+Originally published by 2 Minute Medicine® (view original article). Reused on AccessMedicine with permission.
+1. There is no significant difference in treatment failure between pediatric patients taking amoxicillin versus amoxicillin-clavulanate for acute sinusitis.
+2. Adverse events were more common in patients who took amoxicillin-clavulanate as compared to amoxicillin.
+Evidence Rating Level: 2 (Good)
+Acute sinusitis is a prevalent condition in children, and antibiotics are frequently prescribed for its treatment although there is no agreement regarding the best empirical antibiotic. This study aimed to compare the effectiveness and safety of two commonly prescribed antibiotics, amoxicillin-clavulanate and amoxicillin, in the treatment of acute sinusitis in children – with amoxicillin-clavulanate representing the broader spectrum antibiotic. The main measurable outcome was treatment failure, defined as an aggregate of situations where patients had to get a new antibiotic, visit the emergency room, or stay in the hospital because of acute sinusitis or its complications.
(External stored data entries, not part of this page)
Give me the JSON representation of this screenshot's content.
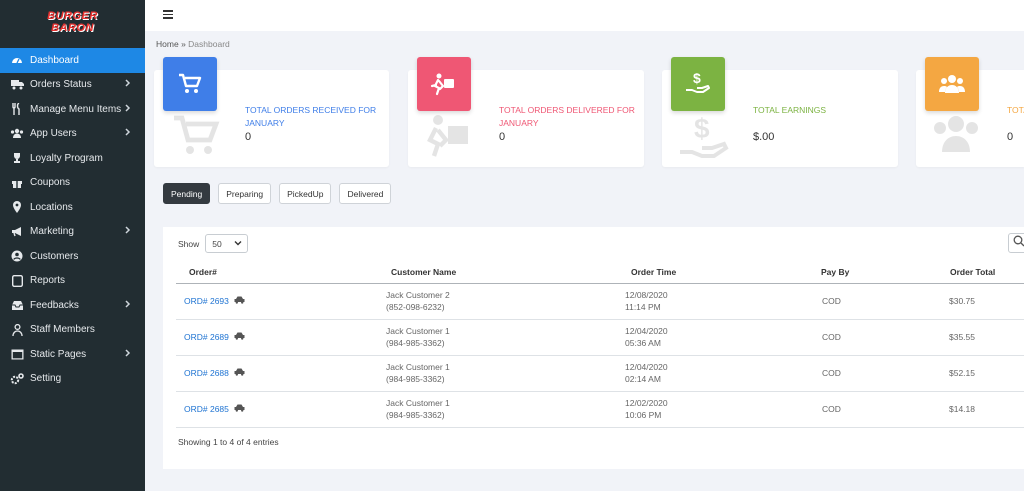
{
  "brand": {
    "line1": "BURGER",
    "line2": "BARON"
  },
  "sidebar": {
    "items": [
      {
        "label": "Dashboard",
        "icon": "dashboard-icon",
        "active": true,
        "chevron": false
      },
      {
        "label": "Orders Status",
        "icon": "truck-icon",
        "chevron": true
      },
      {
        "label": "Manage Menu Items",
        "icon": "utensils-icon",
        "chevron": true
      },
      {
        "label": "App Users",
        "icon": "users-icon",
        "chevron": true
      },
      {
        "label": "Loyalty Program",
        "icon": "trophy-icon",
        "chevron": false
      },
      {
        "label": "Coupons",
        "icon": "gift-icon",
        "chevron": false
      },
      {
        "label": "Locations",
        "icon": "map-marker-icon",
        "chevron": false
      },
      {
        "label": "Marketing",
        "icon": "bullhorn-icon",
        "chevron": true
      },
      {
        "label": "Customers",
        "icon": "user-circle-icon",
        "chevron": false
      },
      {
        "label": "Reports",
        "icon": "report-icon",
        "chevron": false
      },
      {
        "label": "Feedbacks",
        "icon": "inbox-icon",
        "chevron": true
      },
      {
        "label": "Staff Members",
        "icon": "staff-icon",
        "chevron": false
      },
      {
        "label": "Static Pages",
        "icon": "window-icon",
        "chevron": true
      },
      {
        "label": "Setting",
        "icon": "gears-icon",
        "chevron": false
      }
    ]
  },
  "breadcrumb": {
    "home": "Home",
    "sep": "»",
    "current": "Dashboard"
  },
  "cards": [
    {
      "title": "TOTAL ORDERS RECEIVED FOR JANUARY",
      "value": "0",
      "color": "#3f7ee8",
      "icon": "cart-icon"
    },
    {
      "title": "TOTAL ORDERS DELIVERED FOR JANUARY",
      "value": "0",
      "color": "#ef5774",
      "icon": "delivery-icon"
    },
    {
      "title": "TOTAL EARNINGS",
      "value": "$.00",
      "color": "#7cb342",
      "icon": "money-hand-icon"
    },
    {
      "title": "TOTA",
      "value": "0",
      "color": "#f4a742",
      "icon": "users-group-icon"
    }
  ],
  "filters": [
    "Pending",
    "Preparing",
    "PickedUp",
    "Delivered"
  ],
  "table": {
    "show_label": "Show",
    "page_size": "50",
    "headers": [
      "Order#",
      "Customer Name",
      "Order Time",
      "Pay By",
      "Order Total"
    ],
    "rows": [
      {
        "order": "ORD# 2693",
        "customer": "Jack Customer 2",
        "phone": "(852-098-6232)",
        "date": "12/08/2020",
        "time": "11:14 PM",
        "pay": "COD",
        "total": "$30.75"
      },
      {
        "order": "ORD# 2689",
        "customer": "Jack Customer 1",
        "phone": "(984-985-3362)",
        "date": "12/04/2020",
        "time": "05:36 AM",
        "pay": "COD",
        "total": "$35.55"
      },
      {
        "order": "ORD# 2688",
        "customer": "Jack Customer 1",
        "phone": "(984-985-3362)",
        "date": "12/04/2020",
        "time": "02:14 AM",
        "pay": "COD",
        "total": "$52.15"
      },
      {
        "order": "ORD# 2685",
        "customer": "Jack Customer 1",
        "phone": "(984-985-3362)",
        "date": "12/02/2020",
        "time": "10:06 PM",
        "pay": "COD",
        "total": "$14.18"
      }
    ],
    "info": "Showing 1 to 4 of 4 entries"
  }
}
This cohort study found that there was no statistically significant difference in treatment failure rates between the two antibiotics. However, amoxicillin-clavulanate was associated with a heightened risk of adverse events, particularly gastrointestinal symptoms and yeast infections. A limitation of this study was that data regarding dosing (weight-based, standard versus high dose) was not captured, which could differ between groups and impact treatment failure. Nonetheless, these findings offer pertinent guidance to healthcare practitioners tasked with choosing empirical antibiotics for the treatment of acute sinusitis in pediatric patients.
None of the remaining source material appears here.